Une telle saisie est-elle possible en France ?
On pourrait en douter tant notre pays se fiche de la contrefaçon artistique, source pourtant d’un des principaux trafics planétaires, qui se chiffre en milliards d’euros.
Certaines périodes sont tellement infestées, comme l’art déco, que les spécialistes considèrent que la majorité des objets sont des faux.
Très inquiets, les ayants droit en arts décoratifs (Giacometti, Le Corbusier, Frank, Terry…) se sont regroupés pour faire avancer leur cause, mais ils se heurtent à l’inertie des pouvoirs publics.
Le contraste est criant avec la mobilisation en faveur des marques (Vuitton, Cartier…), dans laquelle, au contraire, la France se montre en pointe. L’observatoire européen de la contrefaçon ne dispose d’aucun outil statistique dans le domaine artistique. Le ministère de la Culture et sa direction des arts plastiques, pourtant censée défendre le patrimoine, ont toujours brillé par leur inaction. Même refus de la part du service des fraudes de la DGCCRF.

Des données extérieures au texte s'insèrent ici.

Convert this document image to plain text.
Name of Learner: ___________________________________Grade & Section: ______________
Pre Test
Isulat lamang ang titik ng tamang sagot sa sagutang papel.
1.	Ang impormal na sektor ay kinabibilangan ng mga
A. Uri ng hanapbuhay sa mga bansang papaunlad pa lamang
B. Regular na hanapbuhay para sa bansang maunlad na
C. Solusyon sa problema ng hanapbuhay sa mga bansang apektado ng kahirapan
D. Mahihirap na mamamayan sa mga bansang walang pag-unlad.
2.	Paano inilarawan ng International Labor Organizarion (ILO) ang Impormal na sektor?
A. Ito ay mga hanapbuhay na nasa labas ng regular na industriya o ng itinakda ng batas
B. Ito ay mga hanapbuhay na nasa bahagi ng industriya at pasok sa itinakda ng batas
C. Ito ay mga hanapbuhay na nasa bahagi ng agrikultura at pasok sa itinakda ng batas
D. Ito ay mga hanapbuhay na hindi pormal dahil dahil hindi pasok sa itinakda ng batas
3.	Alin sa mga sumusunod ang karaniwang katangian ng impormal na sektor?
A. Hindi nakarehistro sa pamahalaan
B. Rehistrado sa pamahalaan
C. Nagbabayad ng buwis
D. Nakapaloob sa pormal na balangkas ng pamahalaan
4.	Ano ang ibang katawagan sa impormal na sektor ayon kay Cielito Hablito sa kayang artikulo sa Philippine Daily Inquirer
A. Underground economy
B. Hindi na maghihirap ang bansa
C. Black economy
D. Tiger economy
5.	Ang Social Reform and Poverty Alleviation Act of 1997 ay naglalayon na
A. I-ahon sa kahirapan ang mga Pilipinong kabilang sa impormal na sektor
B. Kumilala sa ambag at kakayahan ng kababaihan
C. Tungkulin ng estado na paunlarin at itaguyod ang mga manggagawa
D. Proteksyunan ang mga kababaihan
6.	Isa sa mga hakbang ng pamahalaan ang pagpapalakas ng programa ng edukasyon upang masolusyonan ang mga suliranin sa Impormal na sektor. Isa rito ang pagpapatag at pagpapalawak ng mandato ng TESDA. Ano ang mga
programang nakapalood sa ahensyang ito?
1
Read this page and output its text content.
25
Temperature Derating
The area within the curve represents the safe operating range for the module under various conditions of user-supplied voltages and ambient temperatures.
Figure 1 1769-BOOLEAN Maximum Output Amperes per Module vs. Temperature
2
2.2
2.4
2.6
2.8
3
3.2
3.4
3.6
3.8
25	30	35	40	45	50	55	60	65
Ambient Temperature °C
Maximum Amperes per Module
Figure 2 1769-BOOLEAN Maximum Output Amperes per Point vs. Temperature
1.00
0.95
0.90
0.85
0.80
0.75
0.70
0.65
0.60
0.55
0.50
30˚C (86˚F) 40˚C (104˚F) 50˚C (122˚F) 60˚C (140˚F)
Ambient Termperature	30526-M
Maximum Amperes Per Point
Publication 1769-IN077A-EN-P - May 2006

Cet été, la direction de la police judiciaire, plus préoccupée par les statistiques d’interpellations, a démantelé le bureau chargé de la contrefaçon industrielle et artistique. Elle a promis de confier cette dernière mission à l’office central de lutte contre le trafic des biens culturels, ce qui serait logique, mais sans lui accorder, à ce jour, les moyens en conséquence.
Si la législation sur la contrefaçon industrielle a été adaptée en 2007, le faux en art reste largement impuni. Vous n’avez pas le droit de posséder une fausse chemise Lacoste, qui doit être détruite, mais cela ne s’applique pas à un faux Rodin ou Van Gogh. La douane n’a pas non plus le droit, de sa propre initiative, de retenir une fausse statue ou peinture. Cette inconscience a favorisé en France la falsification de l’art décoratif du XXe siècle, qui a pris une ampleur dramatique ces dernières années.